On her Facebook  page, she described the importance of collective organizing and community engagement.  The group covered from Bellflower Blvd. to Lakewood and between Carson Street and Del Amo, asking residents if they had heard of the murder. Some had, but she wrote that others didn’t know the killer was a white man.

Modkins wrote that some white residents left their “comfy” homes on a hot day to participate in flyer distribution.

“Many were appalled that it took city of Long Beach and LBPD 27 days before directly informing community of a killer on the loose or knocking on doors themselves. They felt they had only done so because they knew WE were already planning to do so!” Modkins wrote.

Michael Brown, a founding member of Black Lives Matter in Long Beach, is concerned that the department has dragged its feet for weeks.

There is no mention of possible video footage, even though the killer was within walking distance of several populated areas. There are reports that he jumped into a white Prius shouting the penal code for murder, ‘haha 187,’ and drove off.

A nearby park bench was scrawled with racial slurs, which at this point is all the information available of the cold-blooded shooting of Taft, a Black man, killed in the Pan American Park restroom on July 21 at about 4:30 p.m.

Only recently — nearly three weeks after his murder — the police department issued a public call for help, but are still not classifying the murder as a hate crime.

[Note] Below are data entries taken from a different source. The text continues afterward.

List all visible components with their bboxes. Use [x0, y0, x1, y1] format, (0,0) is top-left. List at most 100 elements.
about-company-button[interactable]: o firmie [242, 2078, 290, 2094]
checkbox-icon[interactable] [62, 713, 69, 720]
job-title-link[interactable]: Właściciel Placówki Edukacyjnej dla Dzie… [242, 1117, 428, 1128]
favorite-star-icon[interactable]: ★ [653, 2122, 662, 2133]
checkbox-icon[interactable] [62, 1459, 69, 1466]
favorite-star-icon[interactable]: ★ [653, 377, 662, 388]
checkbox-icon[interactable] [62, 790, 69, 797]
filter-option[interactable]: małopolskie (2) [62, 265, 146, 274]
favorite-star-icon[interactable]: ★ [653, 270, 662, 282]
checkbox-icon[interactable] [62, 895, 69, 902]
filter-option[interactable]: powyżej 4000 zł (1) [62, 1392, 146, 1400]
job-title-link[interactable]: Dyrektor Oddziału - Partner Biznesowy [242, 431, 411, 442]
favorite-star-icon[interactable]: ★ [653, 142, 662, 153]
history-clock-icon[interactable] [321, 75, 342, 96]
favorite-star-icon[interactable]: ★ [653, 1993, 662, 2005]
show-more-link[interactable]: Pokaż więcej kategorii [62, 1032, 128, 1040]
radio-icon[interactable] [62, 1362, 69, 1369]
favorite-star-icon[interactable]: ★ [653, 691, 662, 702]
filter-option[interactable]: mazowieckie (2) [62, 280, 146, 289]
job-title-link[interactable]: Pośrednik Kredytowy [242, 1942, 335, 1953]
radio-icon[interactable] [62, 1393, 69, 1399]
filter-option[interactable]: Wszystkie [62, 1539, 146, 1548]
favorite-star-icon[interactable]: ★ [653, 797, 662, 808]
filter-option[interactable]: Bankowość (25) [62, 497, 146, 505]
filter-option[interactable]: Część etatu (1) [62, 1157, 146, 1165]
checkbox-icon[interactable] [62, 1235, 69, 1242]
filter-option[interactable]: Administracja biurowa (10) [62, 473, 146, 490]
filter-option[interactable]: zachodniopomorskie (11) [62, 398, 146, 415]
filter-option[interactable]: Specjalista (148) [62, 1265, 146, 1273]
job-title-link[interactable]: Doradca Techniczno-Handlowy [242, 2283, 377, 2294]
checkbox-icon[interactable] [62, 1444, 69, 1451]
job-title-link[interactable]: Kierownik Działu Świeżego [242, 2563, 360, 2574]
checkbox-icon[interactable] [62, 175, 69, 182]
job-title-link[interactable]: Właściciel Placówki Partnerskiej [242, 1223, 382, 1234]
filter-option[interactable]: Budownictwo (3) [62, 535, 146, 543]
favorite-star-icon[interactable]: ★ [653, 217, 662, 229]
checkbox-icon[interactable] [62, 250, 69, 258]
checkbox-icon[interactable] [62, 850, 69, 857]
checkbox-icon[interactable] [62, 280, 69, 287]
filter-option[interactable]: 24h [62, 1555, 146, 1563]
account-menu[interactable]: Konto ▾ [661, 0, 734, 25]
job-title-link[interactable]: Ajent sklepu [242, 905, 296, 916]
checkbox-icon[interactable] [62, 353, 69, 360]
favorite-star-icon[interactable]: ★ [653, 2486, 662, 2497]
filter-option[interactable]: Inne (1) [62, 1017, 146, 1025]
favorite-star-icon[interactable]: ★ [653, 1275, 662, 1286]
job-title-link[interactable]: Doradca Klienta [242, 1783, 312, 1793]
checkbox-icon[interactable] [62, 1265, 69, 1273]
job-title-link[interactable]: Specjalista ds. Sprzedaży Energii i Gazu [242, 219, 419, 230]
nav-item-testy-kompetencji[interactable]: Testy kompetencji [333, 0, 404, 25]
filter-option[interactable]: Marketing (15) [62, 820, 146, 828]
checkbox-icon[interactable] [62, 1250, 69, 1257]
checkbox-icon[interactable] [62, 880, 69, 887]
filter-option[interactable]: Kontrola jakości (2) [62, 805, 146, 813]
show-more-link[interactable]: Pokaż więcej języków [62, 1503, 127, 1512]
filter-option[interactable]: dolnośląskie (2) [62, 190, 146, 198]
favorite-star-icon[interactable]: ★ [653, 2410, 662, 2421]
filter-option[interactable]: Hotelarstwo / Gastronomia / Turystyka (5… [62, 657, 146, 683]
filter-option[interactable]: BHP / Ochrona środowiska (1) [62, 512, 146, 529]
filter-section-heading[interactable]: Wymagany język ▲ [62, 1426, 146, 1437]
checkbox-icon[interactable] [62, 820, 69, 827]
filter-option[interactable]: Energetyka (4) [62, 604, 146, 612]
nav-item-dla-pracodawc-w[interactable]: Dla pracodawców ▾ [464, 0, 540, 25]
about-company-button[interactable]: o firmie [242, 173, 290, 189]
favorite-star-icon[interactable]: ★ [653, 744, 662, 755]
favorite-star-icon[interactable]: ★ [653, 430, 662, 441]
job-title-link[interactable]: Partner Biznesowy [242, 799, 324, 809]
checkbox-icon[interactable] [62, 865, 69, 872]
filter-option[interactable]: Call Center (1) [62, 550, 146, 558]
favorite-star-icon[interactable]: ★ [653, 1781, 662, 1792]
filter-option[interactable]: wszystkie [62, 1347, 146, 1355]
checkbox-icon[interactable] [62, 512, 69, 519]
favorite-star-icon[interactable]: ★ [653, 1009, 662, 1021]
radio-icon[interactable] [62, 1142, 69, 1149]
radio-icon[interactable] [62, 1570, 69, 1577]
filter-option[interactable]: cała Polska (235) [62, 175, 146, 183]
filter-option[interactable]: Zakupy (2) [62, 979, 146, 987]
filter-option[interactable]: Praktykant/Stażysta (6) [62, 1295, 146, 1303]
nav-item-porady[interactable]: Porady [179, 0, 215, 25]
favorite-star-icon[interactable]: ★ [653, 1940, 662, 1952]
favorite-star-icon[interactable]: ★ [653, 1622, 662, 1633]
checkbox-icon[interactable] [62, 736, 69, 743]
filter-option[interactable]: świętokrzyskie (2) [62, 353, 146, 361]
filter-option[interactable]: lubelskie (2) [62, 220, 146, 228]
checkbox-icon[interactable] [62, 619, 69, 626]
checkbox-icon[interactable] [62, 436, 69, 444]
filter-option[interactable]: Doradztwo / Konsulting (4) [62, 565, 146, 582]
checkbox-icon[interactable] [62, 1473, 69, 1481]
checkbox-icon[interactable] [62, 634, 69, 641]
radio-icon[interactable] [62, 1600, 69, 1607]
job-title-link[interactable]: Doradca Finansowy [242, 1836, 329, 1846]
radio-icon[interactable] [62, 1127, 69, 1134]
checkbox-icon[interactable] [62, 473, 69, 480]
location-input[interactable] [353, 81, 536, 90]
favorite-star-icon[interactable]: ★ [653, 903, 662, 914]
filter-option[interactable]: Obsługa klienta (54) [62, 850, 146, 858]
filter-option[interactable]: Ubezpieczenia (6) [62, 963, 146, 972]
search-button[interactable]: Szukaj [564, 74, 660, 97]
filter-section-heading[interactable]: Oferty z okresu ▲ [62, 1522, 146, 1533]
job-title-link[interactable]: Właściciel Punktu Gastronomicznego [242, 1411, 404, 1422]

No update is available and the investigation is still ongoing. Taft, described by family and friends as a gentle family man and a hard worker, was killed at the annual family park reunion, the place where it’s been held for the past two decades.

Brown attended the forum where the family talked about how police only briefly interviewed the primary witness, the aunt who saw the killer leave the bathroom the day of the shooting. Police had contacted Taft’s daughter only once the day before the community forum.

The meeting was packed with mostly older white residents from the Lakewood Neighborhood Association, an upper middle-class area. The local church had opened its doors for a community venue.

Brown talked to some of the softball players who were on the scene at the time, who said police did not interview them, despite reports that a man had been harassing them earlier with racial slurs. With so many people at the park that day, and in a city with surveillance cameras on every street, Brown said it’s hard to imagine there is no footage or composite drawing available.

He feels the killing should be labeled a hate crime, and the department needs to move with a sense of urgency.

If a Black man killed a white man, he feels the area would have been on lockdown, and it wouldn’t have taken five minutes for the police to arrive at the scene.

“Every Black person at the park would have been on the ground, pulled out of cars. It wouldn’t have been so lax. They didn’t cordon off the area, the man was killed in the middle of the day,” he said.

Other than talk, he said the community forum offered no insight or information.

If the situation was reversed, he said they would have had a whole dragnet out.

“This is what Black Lives Matter has been talking about since it started, after Trayvon Martin and Ferguson. The system is showing you that Black lives really don’t matter to Long Beach.”

In June, the NAACP national headquarters released its response to a Center for the Study of Hate and Extremism report that shows a rise in hate crime in ten largest cities, with the highest racially motivated impact to Blacks, Jews, gays, and Latinos.

“From campaign to election, this president has spewed the language of division and hate and it has manifested in not only racist policies but in racists acts against people of color and other groups,” said NAACP President and CEO Derrick Johnson.